Quando lasciai i miei genitori, sentii che il corso del tempo stava cambiando. Ero consapevole che i miei legami con Ourous si sarebbero gradualmente interrotti e che ne sarebbero nati di nuovi tra il Signore e me, che non possedevo altro che un piccolo cuore innamorato di Lui. Ero figlio unico e capivo l'immenso sacrificio che significava per loro. Con le loro mani mi fecero una piccola valigia e ci misero dentro due o tre paia di pantaloni e qualche camicia: niente di più. I padri spiritani mi hanno aiutato a organizzare il viaggio e uno di loro mi ha accompagnato a Labé, una cittadina a 250 chilometri da Ourous, per prendere un furgone che mi avrebbe portato a Conakri. Ho avuto la fortuna di fare il viaggio con un altro seminarista, Alphonse Sara Tylé, che era già stato a Bingerville per qualche tempo. È stato un compagno molto caro e un grande conforto per me all'inizio di quella straordinaria avventura.
Non avevo mai lasciato il villaggio. A parte gli abitanti di Ourous, non conoscevo assolutamente nessuno. A Conakri mi sentivo perso. Tuttavia, la gioia di entrare in seminario e l'incoraggiamento ricevuto da Alphonse, più anziano di me, continuavano a trascinarmi sulla strada che ci portava a Dio. Mi dicevo che, se lui era partito e ora stava tornando, l'esperienza non poteva che essere arricchente. Ci imbarcammo su una grande nave, la Foucault, per un viaggio di quattro giorni che si concluse ad Abidjan, dopo aver costeggiato le isole Loos e le coste della Sierra Leone e della Liberia. Non sapendo nuotare, sono rimasto molto sorpreso nel vedere una macchina carica di merci e passeggeri che "camminava" sull'acqua: che scoperta! C'erano molti viaggiatori e molti bagagli e c'era un gran viavai. Mi imbarcai con una dozzina di seminaristi guineani di cui non ho mai dimenticato i nomi: Adrien Tambassa, Pascal Lys, Maximin Bangoura, Richard Bangoura, Camille Camara, Alphonse Sara Tylé, Joseph Mamidou, Yves Da Costa e Jean-Marie Turé. Io ero il più giovane... Abbiamo fatto il viaggio nella stiva, dove faceva un caldo soffocante. Non potevamo nemmeno mangiare. L'odore dei motori e della cucina ci dava la nausea: il poco cibo grasso che riuscivamo a mangiare veniva subito usato per ingrassare i pesci. Il nostro stomaco non conteneva nulla. Gli unici momenti piacevoli e meravigliosi di quei quattro giorni di viaggio furono quelli della messa, celebrata dal cappellano della nave in una cappella di prima classe.
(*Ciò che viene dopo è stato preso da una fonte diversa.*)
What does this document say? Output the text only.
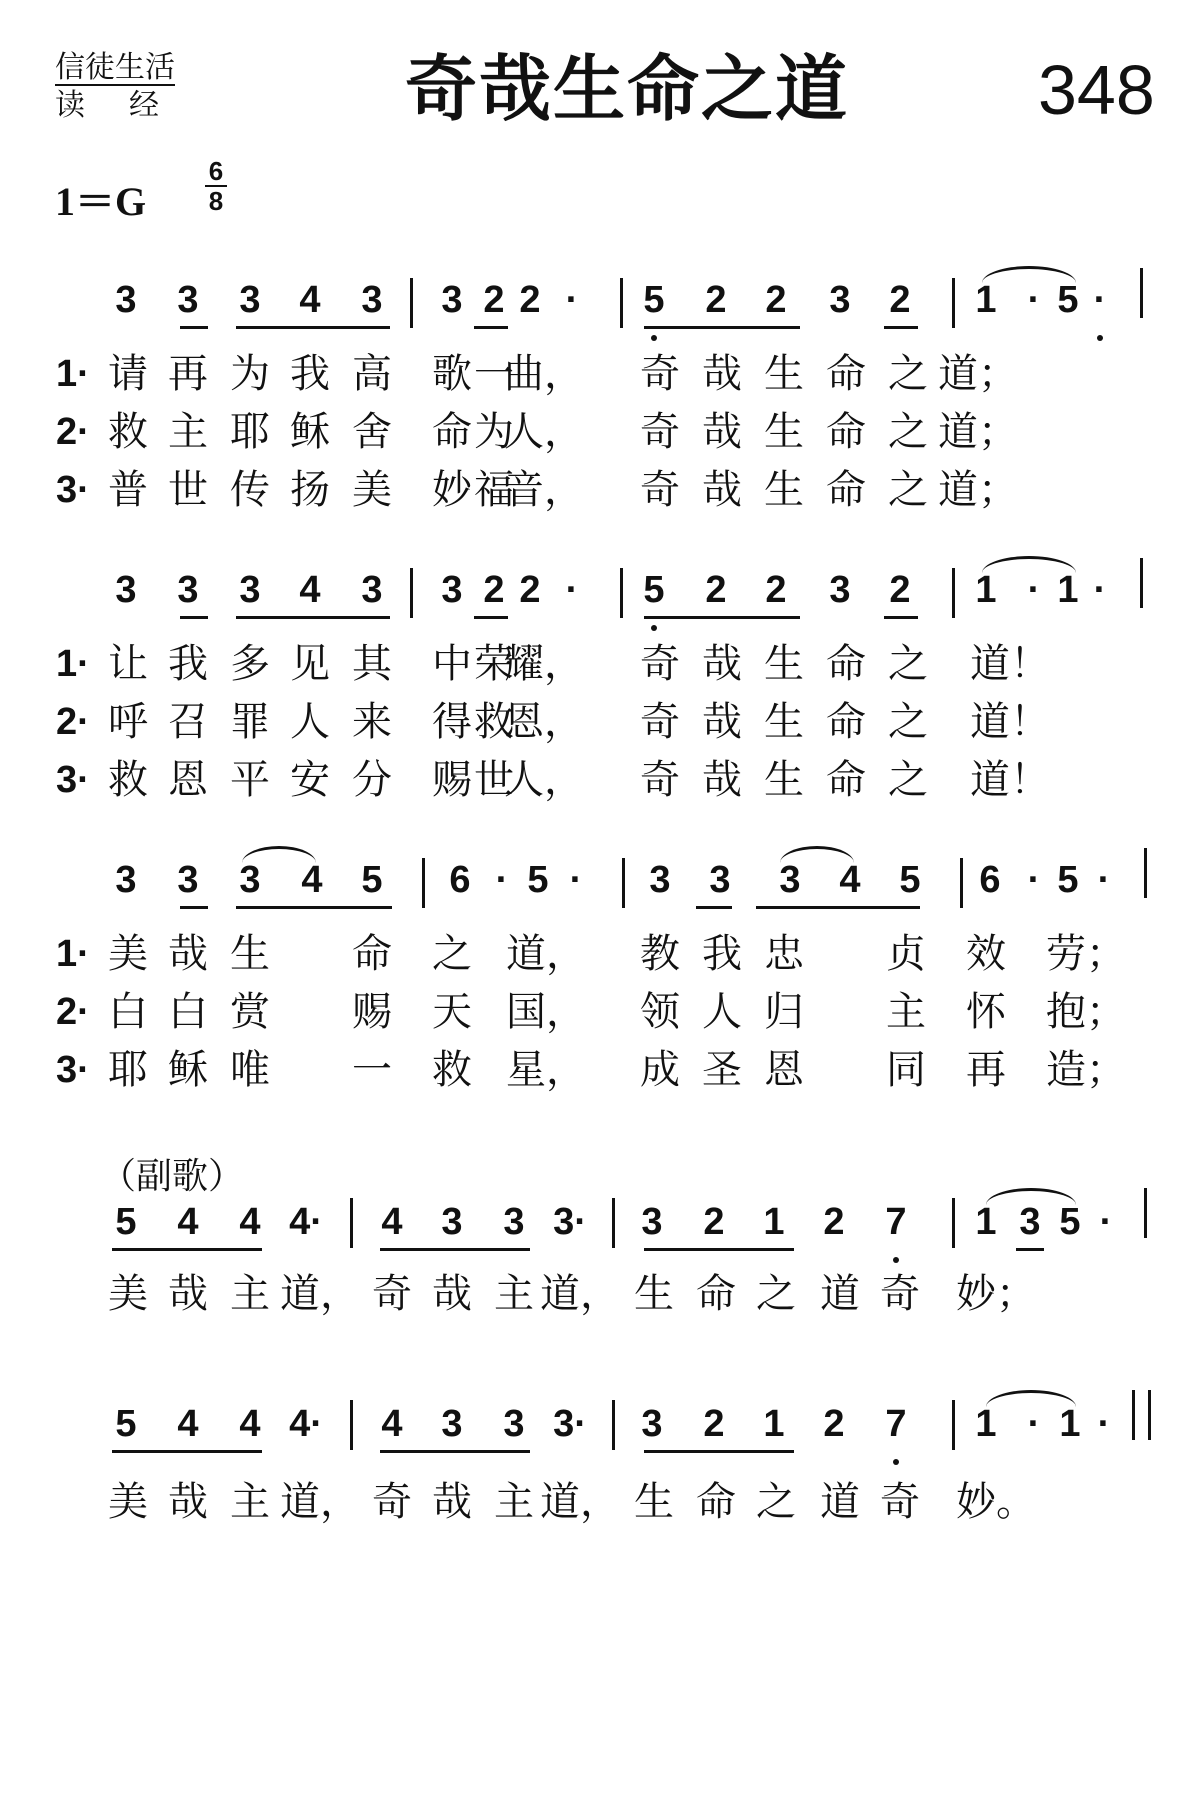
信徒生活
读经	奇哉生命之道	348
1＝G
6
8
（副歌）
3 3 3 4 3 3 2 2 · 5 2 2 3 2 1 · 5 ·
1· 请 再 为 我 高 歌 一
曲， 奇 哉 生 命 之 道；
2· 救 主 耶 稣 舍 命 为
人， 奇 哉 生 命 之 道；
3· 普 世 传 扬 美 妙 福
音， 奇 哉 生 命 之 道；
3 3 3 4 3 3 2 2 · 5 2 2 3 2 1 · 1 ·
1· 让 我 多 见 其 中 荣
耀， 奇 哉 生 命 之 道！
2· 呼 召 罪 人 来 得 救
恩， 奇 哉 生 命 之 道！
3· 救 恩 平 安 分 赐 世
人， 奇 哉 生 命 之 道！
3 3 3 4 5 6 · 5 · 3 3 3 4 5 6 · 5 ·
1· 美 哉 生 命 之 道， 教 我 忠 贞 效 劳；
2· 白 白 赏 赐 天 国， 领 人 归 主 怀 抱；
3· 耶 稣 唯 一 救 星， 成 圣 恩 同 再 造；
5 4 4 4· 4 3 3 3· 3 2 1 2 7 1 3 5 ·
美 哉 主 道， 奇 哉 主 道， 生 命 之 道 奇 妙；
5 4 4 4· 4 3 3 3· 3 2 1 2 7 1 · 1 ·
美 哉 主 道， 奇 哉 主 道， 生 命 之 道 奇 妙。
In questa atmosfera di lusso e comfort, liberi dal rumore della nave, desideravamo che la messa durasse ore e ore. Purtroppo, una volta terminata, ci aggiravamo per un po' sul ponte e poi tornavamo giù nella stiva, che era diventata un vero inferno.
Arrivammo al porto di Abidjan esausti. Un'auto ci è venuta a prendere per portarci al seminario minore di Sant'Agostino. Dopo un viaggio faticoso, è iniziata la vera avventura.